Autre annonce : la désocialisation des heures supplémentaires serait avancée d’une année par rapport au calendrier prévu initialement. Ainsi, « dès le 1er septembre 2019, les cotisations salariales sur les heures supplémentaires seront supprimées pour tous les salariés, dans le privé comme dans le public ».
 
Vers une refonte de la prise en charge des arrêts maladie ?
 
Si le premier ministre a bien écarté un « transfert brutal » de la prise en charge des arrêts maladie de moins de huit jours de la sécurité sociale vers les entreprises, le sujet reste néanmoins à l’ordre du jour du gouvernement qui souhaite contenir une augmentation de près de 4 % par an. Du côté du Medef, Geoffroy Roux de Bézieux a ce sur point rappelé « très fortement au Premier ministre » l’opposition du Medef « au déremboursement éventuel des indemnités journalières ».
 
La reprise des négociations sur l’encadrement est annulée « sine die »
 
Alors que les partenaires sociaux n’ont plus que jusqu’au 31 décembre 2018 pour parvenir à un accord sur le statut de l’encadrement, selon la CGT la reprise des négociations est annulée « sine die » par le Medef.

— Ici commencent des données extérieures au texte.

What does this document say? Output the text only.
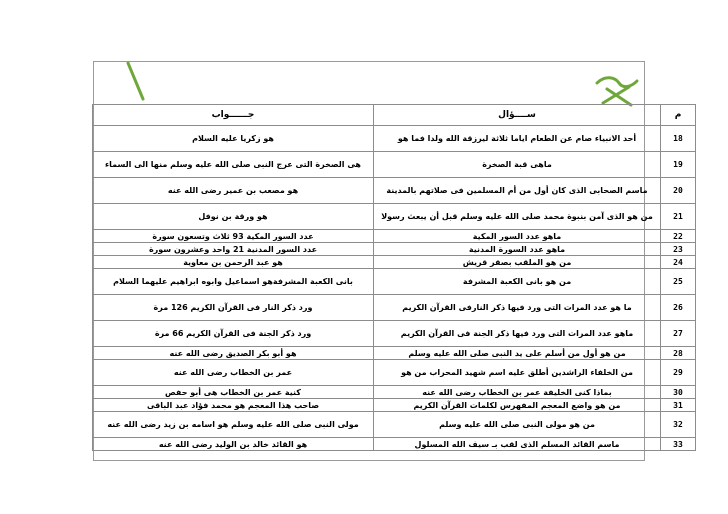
م	ســــؤال	جــــــواب
18	أحد الانبياء صام عن الطعام اياما ثلاثة ليرزقة الله ولدا فما هو	هو زكريا عليه السلام
19	ماهى قبة الصخرة	هى الصخرة التى عرج النبى صلى الله عليه وسلم منها الى السماء
20	ماسم الصحابى الذى كان أول من أم المسلمين فى صلاتهم بالمدينة	هو مصعب بن عمير رضى الله عنه
21	من هو الذى آمن بنبوة محمد صلى الله عليه وسلم قبل أن يبعث رسولا	هو ورقة بن نوفل
22	ماهو عدد السور المكية	عدد السور المكية 93 ثلاث وتسعون سورة
23	ماهو عدد السورة المدنية	عدد السور المدنية 21 واحد وعشرون سورة
24	من هو الملقب بصقر قريش	هو عبد الرحمن بن معاوية
25	من هو بانى الكعبة المشرفة	بانى الكعبة المشرفةهو اسماعيل وابوه ابراهيم عليهما السلام
26	ما هو عدد المرات التى ورد فيها ذكر النارفى القرآن الكريم	ورد ذكر النار فى القرآن الكريم 126 مرة
27	ماهو عدد المرات التى ورد فيها ذكر الجنة فى القرآن الكريم	ورد ذكر الجنة فى القرآن الكريم 66 مرة
28	من هو أول من أسلم على يد النبى صلى الله عليه وسلم	هو أبو بكر الصديق رضى الله عنه
29	من الخلفاء الراشدين أطلق عليه اسم شهيد المحراب من هو	عمر بن الخطاب رضى الله عنه
30	بماذا كنى الخليفة عمر بن الخطاب رضى الله عنه	كنية عمر بن الخطاب هى أبو حفص
31	من هو واضع المعجم المفهرس لكلمات القرآن الكريم	صاحب هذا المعجم هو محمد فؤاد عبد الباقى
32	من هو مولى النبى صلى الله عليه وسلم	مولى النبى صلى الله عليه وسلم هو اسامه بن زيد رضى الله عنه
33	ماسم القائد المسلم الذى لقب بـ سيف الله المسلول	هو القائد خالد بن الوليد رضى الله عنه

En cause, le négociateur en charge du dossier a rendu son tablier d’après la centrale. Seulement deux séances se sont tenues et la dernière remonte au 13 mars 2018.
 
Publication des rapports sur les congés maternité et paternité
 
Deux rapports sont toujours en attente de publication : le rapport de la députée LREM Marie-Pierre Rixain sur le congé maternité, remis le 17 juillet à Agnès Buzyn, et le rapport de l’Igas sur le congé paternité.